核廃絶の願いを込め福山市内の公園で育てられていた被爆アオギリの二世、三世合わせて十数本が四月下旬、何者かによって引き抜かれたり、折られたりした。心ない行為に胸が痛む。
植えていたのは市民団体「被爆アオギリの会」。広島の爆心地近くで被爆したアオギリの種から育てた苗木を二〇〇六年三月に植樹した二世と、被害に遭う十日ほど前に植えたばかりの三世。いずれも希望者に贈るために育てていた。現場は数百メートル離れた別々の花壇で、被爆アオギリだけがなぜ狙われたのか。同会の代表は「こんなひどいことをする、その心が悲しい」と落胆していた。
被爆アオギリを知ったのは福山に赴任してから。熱線と爆風で幹を大きくえぐられたが、翌年には若々しい芽を吹き、たくましい生命力が人々を勇気づけたという。被爆アオギリは、廃虚から復興した、ヒロシマ再生のシンボル。その種から大切に育てられた苗木が各地に配られている。

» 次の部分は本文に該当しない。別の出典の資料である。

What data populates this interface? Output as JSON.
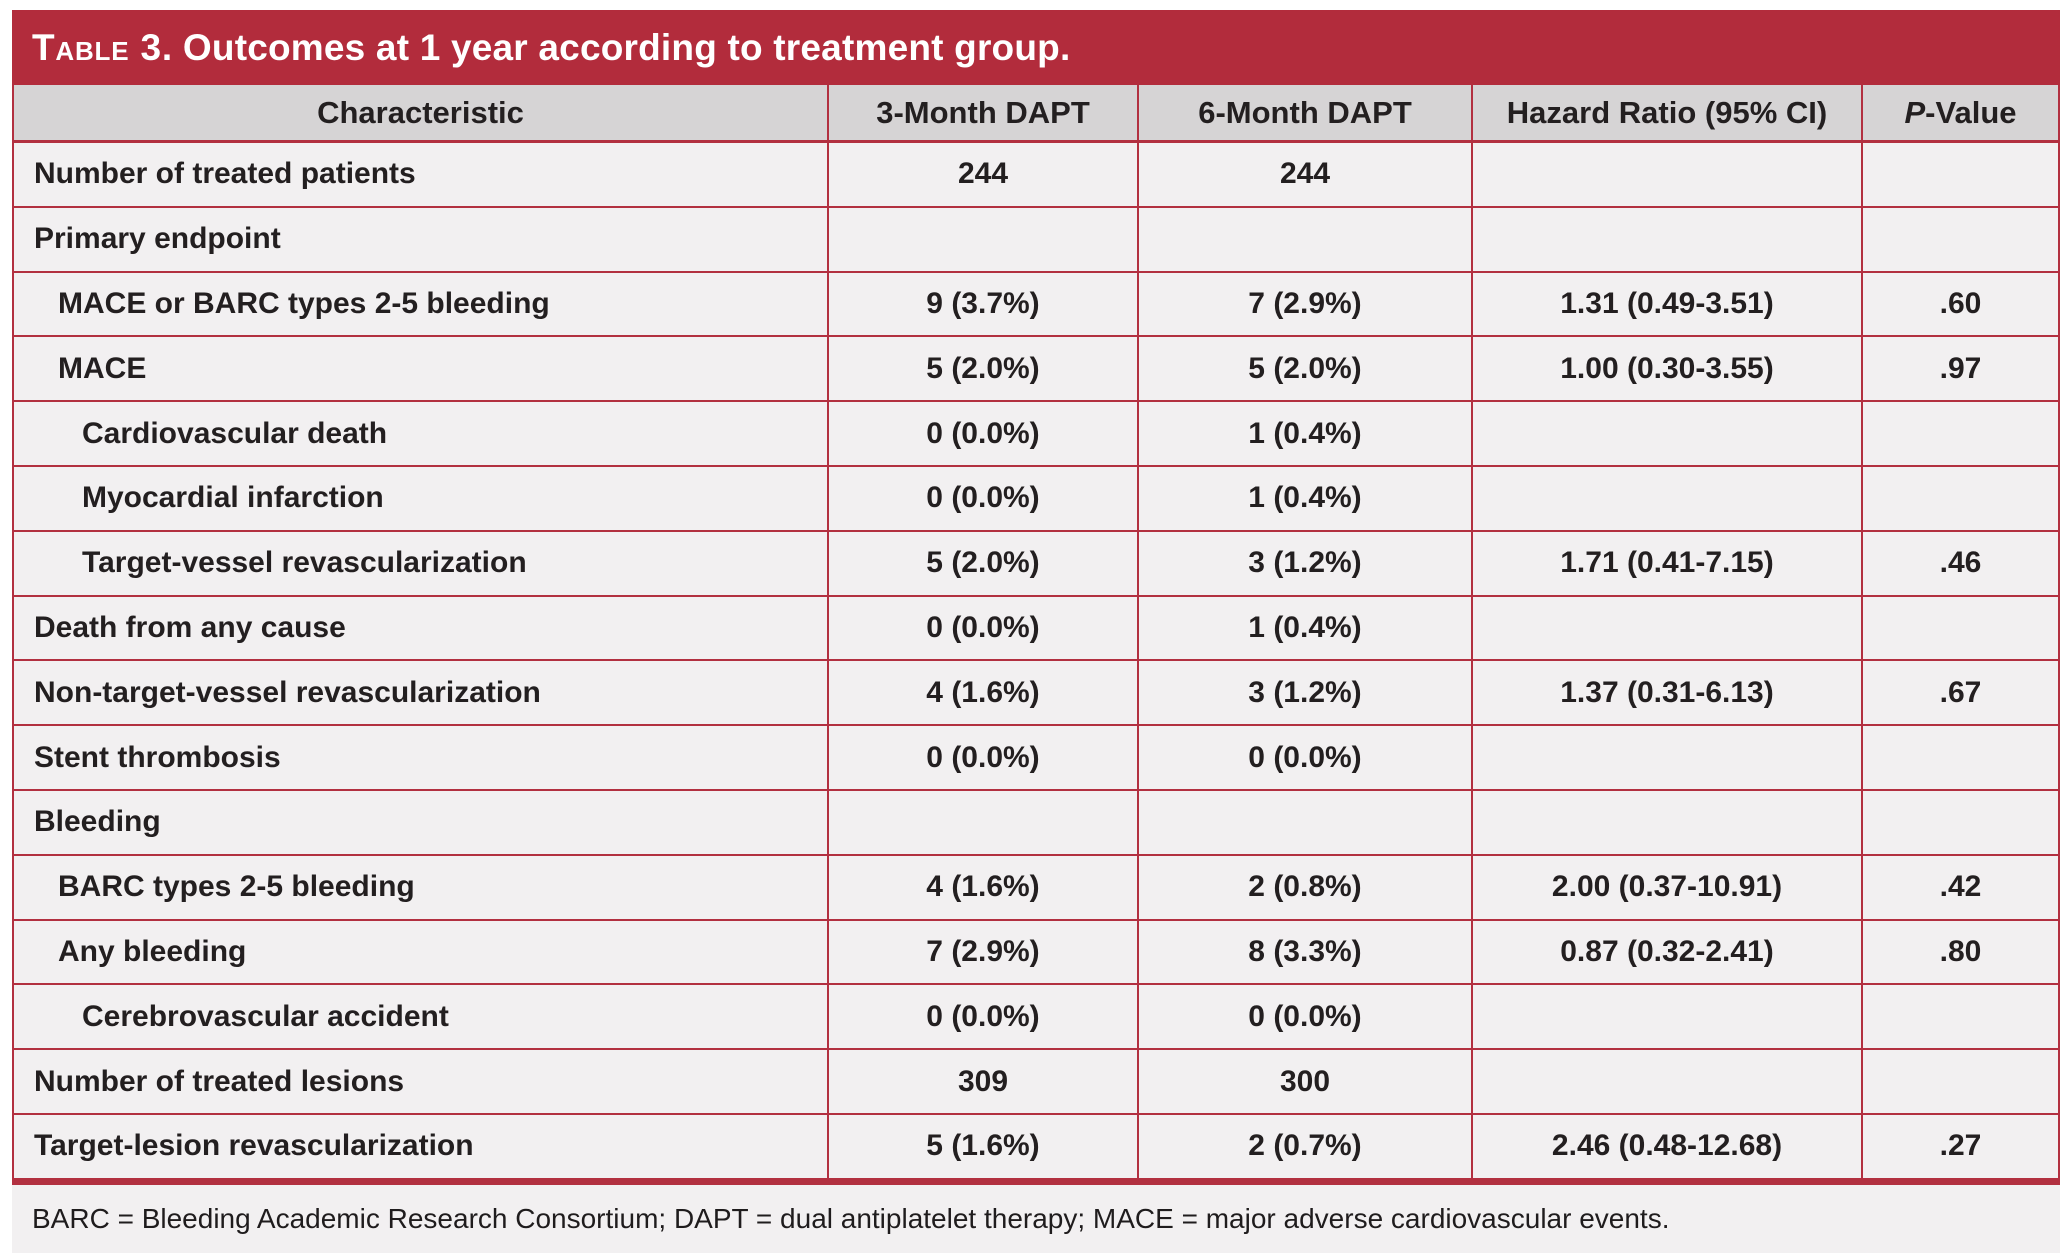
{
  "title": {
    "prefix": "Table 3.",
    "text": "Outcomes at 1 year according to treatment group."
  },
  "colors": {
    "title_bar": "#b22c3c",
    "grid_line": "#b23040",
    "header_bg": "#d6d4d5",
    "row_bg": "#f2f0f1",
    "text": "#231f20",
    "title_text": "#ffffff"
  },
  "table": {
    "headers": {
      "characteristic": "Characteristic",
      "dapt3": "3-Month DAPT",
      "dapt6": "6-Month DAPT",
      "hazard": "Hazard Ratio (95% CI)",
      "p_italic": "P",
      "p_rest": "-Value"
    },
    "rows": [
      {
        "label": "Number of treated patients",
        "indent": 0,
        "m3": "244",
        "m6": "244",
        "hr": "",
        "p": ""
      },
      {
        "label": "Primary endpoint",
        "indent": 0,
        "m3": "",
        "m6": "",
        "hr": "",
        "p": ""
      },
      {
        "label": "MACE or BARC types 2-5 bleeding",
        "indent": 1,
        "m3": "9 (3.7%)",
        "m6": "7 (2.9%)",
        "hr": "1.31 (0.49-3.51)",
        "p": ".60"
      },
      {
        "label": "MACE",
        "indent": 1,
        "m3": "5 (2.0%)",
        "m6": "5 (2.0%)",
        "hr": "1.00 (0.30-3.55)",
        "p": ".97"
      },
      {
        "label": "Cardiovascular death",
        "indent": 2,
        "m3": "0 (0.0%)",
        "m6": "1 (0.4%)",
        "hr": "",
        "p": ""
      },
      {
        "label": "Myocardial infarction",
        "indent": 2,
        "m3": "0 (0.0%)",
        "m6": "1 (0.4%)",
        "hr": "",
        "p": ""
      },
      {
        "label": "Target-vessel revascularization",
        "indent": 2,
        "m3": "5 (2.0%)",
        "m6": "3 (1.2%)",
        "hr": "1.71 (0.41-7.15)",
        "p": ".46"
      },
      {
        "label": "Death from any cause",
        "indent": 0,
        "m3": "0 (0.0%)",
        "m6": "1 (0.4%)",
        "hr": "",
        "p": ""
      },
      {
        "label": "Non-target-vessel revascularization",
        "indent": 0,
        "m3": "4 (1.6%)",
        "m6": "3 (1.2%)",
        "hr": "1.37 (0.31-6.13)",
        "p": ".67"
      },
      {
        "label": "Stent thrombosis",
        "indent": 0,
        "m3": "0 (0.0%)",
        "m6": "0 (0.0%)",
        "hr": "",
        "p": ""
      },
      {
        "label": "Bleeding",
        "indent": 0,
        "m3": "",
        "m6": "",
        "hr": "",
        "p": ""
      },
      {
        "label": "BARC types 2-5 bleeding",
        "indent": 1,
        "m3": "4 (1.6%)",
        "m6": "2 (0.8%)",
        "hr": "2.00 (0.37-10.91)",
        "p": ".42"
      },
      {
        "label": "Any bleeding",
        "indent": 1,
        "m3": "7 (2.9%)",
        "m6": "8 (3.3%)",
        "hr": "0.87 (0.32-2.41)",
        "p": ".80"
      },
      {
        "label": "Cerebrovascular accident",
        "indent": 2,
        "m3": "0 (0.0%)",
        "m6": "0 (0.0%)",
        "hr": "",
        "p": ""
      },
      {
        "label": "Number of treated lesions",
        "indent": 0,
        "m3": "309",
        "m6": "300",
        "hr": "",
        "p": ""
      },
      {
        "label": "Target-lesion revascularization",
        "indent": 0,
        "m3": "5 (1.6%)",
        "m6": "2 (0.7%)",
        "hr": "2.46 (0.48-12.68)",
        "p": ".27"
      }
    ]
  },
  "footnote": "BARC = Bleeding Academic Research Consortium; DAPT = dual antiplatelet therapy; MACE = major adverse cardiovascular events."
}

福山には「アンネのバラ」がある。ナチスのホロコーストで犠牲になったアンネをしのび、ベルギーの園芸家が新種に命名。アンネの父から苗木を贈られた福山市御幸町中津原のホロコースト記念館で、市民らも協力して栽培され、学校などに贈られている。
いずれも植物を育てることを通して戦争を憎み、平和を願う尊い活動だ。被爆アオギリを無残な姿にした者のように、いつの世にも、どこにでも無道者はいる。そんなことにくじけず、平和や命を愛する心をはぐくむ、その取り組みの輪をもっと広げていきたい。